O modelo de fiscalização é obrigatoriamente o previsto na alínea b) do art. 413º do Código das Sociedades Comerciais (adiante “CSC”), ou seja, constituído por um conselho fiscal, e um revisor oficial de contas (ou uma sociedade revisora oficial de contas) que não seja membro daquele órgão. Tal significa também que a modalidade de estrutura da administração é a de conselho de administração (art. 278º, n.º 1 a) do CSC).

O capital social mínimo é de €5.000.000, que deve estar integralmente subscrito e realizado (ainda que não necessariamente em dinheiro, podendo ser em espécie), e ser representado por ações ordinárias, devendo a totalidade das ações representativas do capital social das SIGI ser admitidas à negociação em mercado regulamentado ou selecionadas para negociação em sistema de negociação multilateral situado ou a funcionar em Portugal ou noutro Estado membro da União Europeia ou do Espaço Económico Europeu, no prazo de um ano a contar do registo comercial da constituição ou da data da produção de efeitos das alterações estatutárias.

O objeto social das SIGI é, essencialmente, a aquisição de direitos reais sobre imóveis (de propriedade, de superfície ou “outros de conteúdo equivalente”) para arrendamento ou para outras formas de exploração económica, designadamente “o desenvolvimento de projetos de construção e de reabilitação de imóveis” e / ou a sua “afetação à utilização de loja ou espaço em centro comercial, ou utilização de espaço em escritórios” (cfr. art. 7º).

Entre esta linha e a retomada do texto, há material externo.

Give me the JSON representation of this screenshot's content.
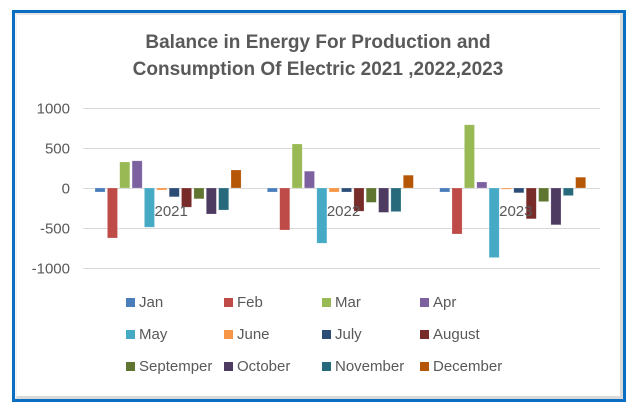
{
  "chart_data": {
    "type": "bar",
    "title": "Balance in Energy For Production and Consumption Of Electric 2021 ,2022,2023",
    "title_lines": [
      "Balance in Energy For Production  and",
      "Consumption  Of Electric 2021 ,2022,2023"
    ],
    "xlabel": "",
    "ylabel": "",
    "ylim": [
      -1000,
      1000
    ],
    "yticks": [
      1000,
      500,
      0,
      -500,
      -1000
    ],
    "ytick_labels": [
      "1000",
      "500",
      "0",
      "-500",
      "-1000"
    ],
    "grid": true,
    "legend_position": "bottom",
    "categories": [
      "2021",
      "2022",
      "2023"
    ],
    "series": [
      {
        "name": "Jan",
        "color": "#4a7ebb",
        "values": [
          -50,
          -50,
          -50
        ]
      },
      {
        "name": "Feb",
        "color": "#be4b48",
        "values": [
          -625,
          -525,
          -575
        ]
      },
      {
        "name": "Mar",
        "color": "#98b954",
        "values": [
          325,
          550,
          790
        ]
      },
      {
        "name": "Apr",
        "color": "#7d60a0",
        "values": [
          340,
          210,
          75
        ]
      },
      {
        "name": "May",
        "color": "#46aac5",
        "values": [
          -490,
          -690,
          -870
        ]
      },
      {
        "name": "June",
        "color": "#f79646",
        "values": [
          -25,
          -50,
          -15
        ]
      },
      {
        "name": "July",
        "color": "#2c4d75",
        "values": [
          -110,
          -50,
          -60
        ]
      },
      {
        "name": "August",
        "color": "#772c2a",
        "values": [
          -240,
          -290,
          -385
        ]
      },
      {
        "name": "Septemper",
        "color": "#5f7530",
        "values": [
          -135,
          -180,
          -170
        ]
      },
      {
        "name": "October",
        "color": "#4d3b62",
        "values": [
          -325,
          -305,
          -460
        ]
      },
      {
        "name": "November",
        "color": "#276a7c",
        "values": [
          -275,
          -295,
          -95
        ]
      },
      {
        "name": "December",
        "color": "#b65708",
        "values": [
          225,
          160,
          135
        ]
      }
    ]
  }
}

O património das SIGi está sujeito a determinados limites quanto à composição dos seus ativos, estabelecidos no art. 8º do citado diploma. Todavia, apesar de se mencionar que tais limites são requisitos que devem ser “cumpridos” pelas SIGI, o que induz a que os mesmos se devam verificar para efeitos da consideração destas entidades como tais (art. 3º, alínea d) do mencionado diploma), o art. 8º, n.º 2 estabelece-se a obrigatoriedade dos mesmos se verificarem apenas a partir do segundo ano após a constituição (ou alteração, numa interpretação extensiva) das SIGI.

As SIGI estão obrigadas à distribuição de dividendos, nas percentagens estabelecidas no art. 10º: (i) 90% dos lucros do exercício que resultem do pagamento de dividendos e rendimentos de ações ou de unidades de participação distribuídos por outras SIGI participadas ou de organismos de investimento imobiliário e fundos de investimento imobiliário; (ii) 75% dos restantes lucros do exercício distribuíveis.

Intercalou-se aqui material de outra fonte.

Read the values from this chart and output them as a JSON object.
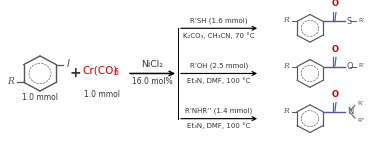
{
  "bg_color": "#f0f0eb",
  "aryl_iodide_label": "1.0 mmol",
  "cr_label": "1.0 mmol",
  "catalyst": "NiCl₂",
  "catalyst_loading": "16.0 mol%",
  "conditions": [
    {
      "reagent": "R’SH (1.6 mmol)",
      "base_solvent": "K₂CO₃, CH₃CN, 70 °C",
      "product_heteroatom": "S"
    },
    {
      "reagent": "R’OH (2.5 mmol)",
      "base_solvent": "Et₃N, DMF, 100 °C",
      "product_heteroatom": "O"
    },
    {
      "reagent": "R’NHR’’ (1.4 mmol)",
      "base_solvent": "Et₃N, DMF, 100 °C",
      "product_heteroatom": "N"
    }
  ],
  "cr_color": "#cc0000",
  "bond_color": "#5555aa",
  "carbonyl_color": "#cc0000",
  "structure_color": "#555555",
  "text_color": "#333333",
  "white_bg": "#ffffff"
}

Este regime não é aplicável às reservas e resultados transitados da sociedade convertida em SIGI, existentes à data de registo das alterações ao contrato de sociedade.

A reserva legal não pode exceder 20% do capital social, não sendo permitida a constituição de outras reservas indisponíveis (não sendo totalmente claro qual o regime a aplicar a realidades que ficam, nos termos do CSC, sujeitas ao regime da reserva legal, como sejam as descritas no n.º 2 do art. 295º do CSC, nomeadamente ágios obtidos na emissão de ações e outros equivalentes).

Os membros dos órgãos de administração e de fiscalização respondem perante os acionistas (nos termos gerais da responsabilidade civil) por prejuízos que lhes sejam causados diretamente em resultado da perda da qualidade de SIGI.